Facts About Exercising
- Scientific research suggested that exercise generally improves sleep for most people, and helps sleep disorders such as insomnia.
- 27 observational studies noted that physical activity is associated with reduced all-cause, breast cancer specific, and colon cancer specific mortality.
- The beneficial effect of exercise on the cardiovascular system is well documented.
- Physical exercise was correlated with a lower methylation frequency of two tumor suppressor genes, CACNA2D3 and L3MBTL.
- Exercising can help you look better
- Physical activity has been shown to be neuroprotective in many neurodegenerative and neuromuscular diseases.
- Exercise benefits every part of the body, including the mind.
- Inappropriate exercise can do more harm than good, with the definition of "inappropriate" varying according to the individual.
- Physical exercise, particularly aerobic exercise, has pronounced long-term antidepressant effects and can produce euphoria in the short-term.
- Exercise combats health conditions and diseases
- Physical exercise is becoming a widely accepted non-pharmacological intervention for the prevention and attenuation of cancer cachexia.
Two and a Half Hours a Week
A new study by Queen's University researchers has determined that adults who accumulated 150 minutes of exercise on a few days of the week were not any less healthy than adults who exercised more frequently throughout the week.
The findings indicate that it does not matter how adults choose to accumulate their 150 weekly minutes of physical activity.

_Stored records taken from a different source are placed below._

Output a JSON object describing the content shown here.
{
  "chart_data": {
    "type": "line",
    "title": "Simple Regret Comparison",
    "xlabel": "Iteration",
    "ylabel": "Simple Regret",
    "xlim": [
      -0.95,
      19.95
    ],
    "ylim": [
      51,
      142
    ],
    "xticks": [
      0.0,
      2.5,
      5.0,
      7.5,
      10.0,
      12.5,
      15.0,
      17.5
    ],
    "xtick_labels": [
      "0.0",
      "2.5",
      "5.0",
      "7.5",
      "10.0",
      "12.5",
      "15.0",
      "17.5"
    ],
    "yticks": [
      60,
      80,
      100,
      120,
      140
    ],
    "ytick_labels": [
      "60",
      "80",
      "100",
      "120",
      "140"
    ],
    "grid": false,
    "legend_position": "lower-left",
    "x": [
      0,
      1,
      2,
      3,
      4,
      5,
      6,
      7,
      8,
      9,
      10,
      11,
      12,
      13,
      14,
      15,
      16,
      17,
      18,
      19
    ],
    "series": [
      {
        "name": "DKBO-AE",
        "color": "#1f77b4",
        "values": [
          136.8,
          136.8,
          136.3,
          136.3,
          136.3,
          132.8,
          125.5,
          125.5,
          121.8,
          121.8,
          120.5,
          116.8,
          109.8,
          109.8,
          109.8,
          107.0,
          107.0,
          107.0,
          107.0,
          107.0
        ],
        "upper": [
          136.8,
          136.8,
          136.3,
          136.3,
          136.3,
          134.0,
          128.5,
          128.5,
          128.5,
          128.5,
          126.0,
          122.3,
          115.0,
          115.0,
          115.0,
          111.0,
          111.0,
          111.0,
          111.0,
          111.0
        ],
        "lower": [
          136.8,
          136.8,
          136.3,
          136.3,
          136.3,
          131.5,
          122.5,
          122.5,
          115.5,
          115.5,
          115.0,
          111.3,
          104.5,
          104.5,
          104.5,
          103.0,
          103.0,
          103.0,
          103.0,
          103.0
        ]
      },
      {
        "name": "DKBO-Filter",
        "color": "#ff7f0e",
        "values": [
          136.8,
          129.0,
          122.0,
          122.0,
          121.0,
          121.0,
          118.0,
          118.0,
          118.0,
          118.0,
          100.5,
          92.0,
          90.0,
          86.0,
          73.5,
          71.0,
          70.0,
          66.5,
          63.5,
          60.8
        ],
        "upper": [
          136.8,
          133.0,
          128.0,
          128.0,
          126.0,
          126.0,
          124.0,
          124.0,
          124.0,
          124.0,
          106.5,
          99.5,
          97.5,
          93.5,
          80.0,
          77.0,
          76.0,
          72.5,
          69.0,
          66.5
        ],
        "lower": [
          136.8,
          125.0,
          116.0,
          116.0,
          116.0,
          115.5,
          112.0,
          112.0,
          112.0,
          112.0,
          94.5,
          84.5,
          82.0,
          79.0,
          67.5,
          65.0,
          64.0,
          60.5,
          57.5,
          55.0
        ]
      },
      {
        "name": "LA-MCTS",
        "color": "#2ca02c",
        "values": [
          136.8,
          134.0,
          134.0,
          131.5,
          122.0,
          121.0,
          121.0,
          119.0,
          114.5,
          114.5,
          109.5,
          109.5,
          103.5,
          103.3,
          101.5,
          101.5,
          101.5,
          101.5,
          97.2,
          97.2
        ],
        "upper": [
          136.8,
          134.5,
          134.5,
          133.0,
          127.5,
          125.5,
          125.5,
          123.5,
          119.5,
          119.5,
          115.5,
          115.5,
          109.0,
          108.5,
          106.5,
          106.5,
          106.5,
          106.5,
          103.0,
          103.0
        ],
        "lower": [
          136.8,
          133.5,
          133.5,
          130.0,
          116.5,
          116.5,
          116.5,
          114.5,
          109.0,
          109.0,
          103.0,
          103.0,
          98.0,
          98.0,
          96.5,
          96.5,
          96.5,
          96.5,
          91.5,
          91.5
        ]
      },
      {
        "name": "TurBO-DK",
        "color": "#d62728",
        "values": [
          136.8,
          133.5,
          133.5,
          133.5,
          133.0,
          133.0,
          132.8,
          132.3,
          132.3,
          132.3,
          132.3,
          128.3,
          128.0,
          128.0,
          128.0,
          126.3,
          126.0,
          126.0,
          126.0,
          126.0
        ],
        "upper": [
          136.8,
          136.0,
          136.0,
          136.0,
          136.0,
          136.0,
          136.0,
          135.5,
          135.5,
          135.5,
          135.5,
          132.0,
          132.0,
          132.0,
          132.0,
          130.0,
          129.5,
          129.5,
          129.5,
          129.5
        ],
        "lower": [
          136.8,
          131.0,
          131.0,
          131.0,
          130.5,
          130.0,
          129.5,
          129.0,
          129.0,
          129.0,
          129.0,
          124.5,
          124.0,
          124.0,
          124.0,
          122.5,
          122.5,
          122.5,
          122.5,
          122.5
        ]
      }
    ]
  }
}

For instance, someone who did not perform any physical activity on Monday to Friday but was active for 150 minutes over the weekend would obtain the same health benefits from their activity as someone who accumulated 150 minutes of activity over the week by doing 20-25 minutes of activity on a daily basis.
The important message is that adults should aim to accumulate at least 150 minutes of weekly physical activity in whatever pattern that works for their schedule.